Il était devenu rouge d’embarras, ce qui achevait sûrement de l’accuser. L’ombre du sous-directeur le surplombait à présent et Harry se sentit écrasé comme jamais par une haine farouche.

« Qu’est ce que je lui ai fait ? » pensa-t-il un instant, affolé.

-Comme Dumbledore va être déçu, reprit l’homme, son élève fétiche…un voleur. Vous savez à Poudlard, les voleurs sont renvoyés chez eux. Faites vos bagages, monsieur Potter, vous partez ce soir !

Harry serra les poings de rage et d’impuissance. Pourquoi avait-il fallu qu’il se fasse prendre par Jedusor en personne ? Et qu’est ce qu’il lui avait pris de voler Malfoy ? Il était vraiment tombé bien bas.

-Il n’a rien volé, fit une voix traînante derrière eux.

Jedusor se retourna vivement. Malfoy se tenait dans l’encadrement de la porte. L’air indifférent.

-Je l’ai surpris en train de prendre votre argent ! répliqua le quinquagénaire froidement.

-Je suis parti aux toilettes et je lui ai dit de se servir, fit Draco en haussant les épaules.

-Monsieur Malfoy, s’énerva Jedusor, ça ne sert à rien de protéger ce voleur ! Il va être renvoyé et…

-Je ne le protège pas monsieur. Si je pouvais je lui paierais moi-même son billet de retour, c’est vous dire à quel point je ne l’apprécie pas, ceci dit, il ne m’a rien volé.

Harry suivait la discussion le cœur battant à tout rompre, se demandant pourquoi Malfoy lui sauvait la mise alors qu’il aurait pu en profiter pour l’enfoncer encore plus.

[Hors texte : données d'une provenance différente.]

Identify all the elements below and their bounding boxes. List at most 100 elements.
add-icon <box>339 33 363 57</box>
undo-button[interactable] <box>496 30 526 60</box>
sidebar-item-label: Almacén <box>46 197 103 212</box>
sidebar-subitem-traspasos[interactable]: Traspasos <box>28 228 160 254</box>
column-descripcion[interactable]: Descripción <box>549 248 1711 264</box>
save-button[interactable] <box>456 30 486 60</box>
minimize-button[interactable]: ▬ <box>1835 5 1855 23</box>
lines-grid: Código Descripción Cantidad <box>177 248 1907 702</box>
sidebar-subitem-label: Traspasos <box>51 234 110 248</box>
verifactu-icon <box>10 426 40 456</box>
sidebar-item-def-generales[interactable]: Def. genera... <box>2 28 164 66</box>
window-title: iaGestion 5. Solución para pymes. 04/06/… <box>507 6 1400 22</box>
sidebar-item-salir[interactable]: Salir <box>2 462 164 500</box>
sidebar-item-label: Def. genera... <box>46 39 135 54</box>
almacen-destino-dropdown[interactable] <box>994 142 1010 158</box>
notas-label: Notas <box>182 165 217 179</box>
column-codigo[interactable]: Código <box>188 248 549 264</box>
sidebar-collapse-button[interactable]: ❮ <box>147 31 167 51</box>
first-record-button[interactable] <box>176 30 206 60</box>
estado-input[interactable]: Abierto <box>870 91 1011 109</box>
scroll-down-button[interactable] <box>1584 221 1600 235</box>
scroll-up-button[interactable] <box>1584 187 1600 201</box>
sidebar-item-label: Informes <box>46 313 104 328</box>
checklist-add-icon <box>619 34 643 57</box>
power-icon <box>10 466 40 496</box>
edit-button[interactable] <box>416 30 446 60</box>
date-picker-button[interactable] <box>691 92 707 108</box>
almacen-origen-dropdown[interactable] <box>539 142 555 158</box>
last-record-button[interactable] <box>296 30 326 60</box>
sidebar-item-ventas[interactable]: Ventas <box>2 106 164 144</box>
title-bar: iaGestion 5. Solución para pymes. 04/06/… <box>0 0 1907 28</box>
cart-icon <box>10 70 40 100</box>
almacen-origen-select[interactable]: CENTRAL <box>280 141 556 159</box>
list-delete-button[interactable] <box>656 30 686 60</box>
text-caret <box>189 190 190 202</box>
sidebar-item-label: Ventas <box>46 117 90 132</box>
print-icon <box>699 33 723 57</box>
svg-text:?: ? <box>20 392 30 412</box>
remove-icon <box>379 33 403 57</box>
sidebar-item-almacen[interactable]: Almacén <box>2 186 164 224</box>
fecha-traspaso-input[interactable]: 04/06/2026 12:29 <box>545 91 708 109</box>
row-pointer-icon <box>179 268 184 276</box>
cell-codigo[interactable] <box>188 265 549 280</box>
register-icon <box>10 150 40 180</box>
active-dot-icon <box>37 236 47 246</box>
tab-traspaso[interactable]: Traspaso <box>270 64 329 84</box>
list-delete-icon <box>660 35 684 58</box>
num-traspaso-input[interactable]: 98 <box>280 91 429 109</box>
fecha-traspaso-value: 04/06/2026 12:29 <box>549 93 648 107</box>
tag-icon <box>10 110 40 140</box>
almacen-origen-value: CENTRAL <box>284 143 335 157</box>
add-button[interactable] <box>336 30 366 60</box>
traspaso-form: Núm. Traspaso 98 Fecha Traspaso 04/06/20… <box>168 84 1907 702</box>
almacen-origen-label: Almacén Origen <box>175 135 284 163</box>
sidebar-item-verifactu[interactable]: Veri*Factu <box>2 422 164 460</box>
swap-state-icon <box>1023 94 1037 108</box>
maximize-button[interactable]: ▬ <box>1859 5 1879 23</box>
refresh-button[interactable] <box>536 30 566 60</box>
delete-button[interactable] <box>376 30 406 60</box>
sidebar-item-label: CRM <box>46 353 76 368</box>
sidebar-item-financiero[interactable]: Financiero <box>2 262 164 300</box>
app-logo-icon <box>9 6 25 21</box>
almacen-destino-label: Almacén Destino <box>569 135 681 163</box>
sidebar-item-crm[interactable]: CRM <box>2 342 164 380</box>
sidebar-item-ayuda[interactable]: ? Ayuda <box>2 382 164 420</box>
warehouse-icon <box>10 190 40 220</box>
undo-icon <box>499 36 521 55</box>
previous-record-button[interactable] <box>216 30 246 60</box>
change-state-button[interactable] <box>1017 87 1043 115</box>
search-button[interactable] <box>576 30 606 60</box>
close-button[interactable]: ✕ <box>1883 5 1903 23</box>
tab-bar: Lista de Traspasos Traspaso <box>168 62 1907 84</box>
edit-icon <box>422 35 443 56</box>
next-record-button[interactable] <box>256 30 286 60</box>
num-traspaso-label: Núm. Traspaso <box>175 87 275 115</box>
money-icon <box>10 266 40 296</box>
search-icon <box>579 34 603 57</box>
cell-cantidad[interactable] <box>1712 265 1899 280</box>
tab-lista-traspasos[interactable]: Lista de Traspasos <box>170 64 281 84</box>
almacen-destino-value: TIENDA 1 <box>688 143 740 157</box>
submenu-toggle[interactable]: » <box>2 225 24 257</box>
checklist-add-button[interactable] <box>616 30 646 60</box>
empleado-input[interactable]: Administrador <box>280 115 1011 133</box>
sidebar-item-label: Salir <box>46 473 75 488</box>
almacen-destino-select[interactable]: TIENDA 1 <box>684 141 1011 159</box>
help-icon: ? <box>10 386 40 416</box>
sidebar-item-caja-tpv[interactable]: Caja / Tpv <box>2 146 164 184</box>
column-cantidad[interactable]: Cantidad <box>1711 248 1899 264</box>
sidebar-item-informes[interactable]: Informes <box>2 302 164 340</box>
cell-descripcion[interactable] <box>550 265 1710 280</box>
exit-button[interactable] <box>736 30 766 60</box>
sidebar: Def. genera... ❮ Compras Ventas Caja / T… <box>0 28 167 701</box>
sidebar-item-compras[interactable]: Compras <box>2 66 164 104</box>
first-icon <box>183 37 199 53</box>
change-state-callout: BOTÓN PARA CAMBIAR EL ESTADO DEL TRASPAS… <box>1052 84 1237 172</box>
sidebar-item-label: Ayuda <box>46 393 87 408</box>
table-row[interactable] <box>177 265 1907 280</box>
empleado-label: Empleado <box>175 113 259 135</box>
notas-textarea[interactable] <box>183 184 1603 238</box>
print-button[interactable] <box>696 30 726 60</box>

-Si vous ne l’aimez pas, pourquoi lui donner de l’argent ?! siffla le directeur adjoint, de plus en plus énervé au fur et à mesure qu’il sentait l’affaire lui échapper.

-Ce que je fais de mon argent ne regarde que moi, répondit le serpentard un peu sèchement, ce n’est pas contre le règlement de l’école, n’est ce pas ?

Jedusor semblait blême de rage. Excédé, il quitta la pièce non sans lancer à Harry un dernier regard mauvais et d’ordonner à Draco de venir le voir dans son bureau quand son cours serait fini.

-Merci, murmura Harry une fois la porte refermée.

Malfoy lui lança un regard étrange. Un regard victorieux.

-Le Dieu Démon semble t’en vouloir plus qu’à moi, sourit-il. Maintenant dis-moi Potter. Combien veux-tu ? Et qu’est ce que tu es prêt à faire pour avoir cet argent ?

-Comment ça ? demanda Harry interdit.

Malfoy s’approcha de lui à grandes enjambées et pencha un peu la tête sur le côté.

-Ok, je vois…Tu es parfois si naïf, susurra-t-il en attrapant une mèche des cheveux noirs.

-Qu’est-qu’est ce que tu fais ? demanda Harry troublé au plus haut point.

-Je crois bien que je suis en train de t’acheter Potter, répondit Draco sérieusement.

Harry eut un mouvement de recul sans quitter des yeux ceux gris et froids du jeune homme en face de lui.

-Il me faut deux cent dollars, murmura-t-il sombrement.

Il détesta le sourire qu’eut le serpentard mais la personne qu’il détestait encore plus à ce moment là, c’était lui-même.

Oh oui, il était décidemment tombé bien bas.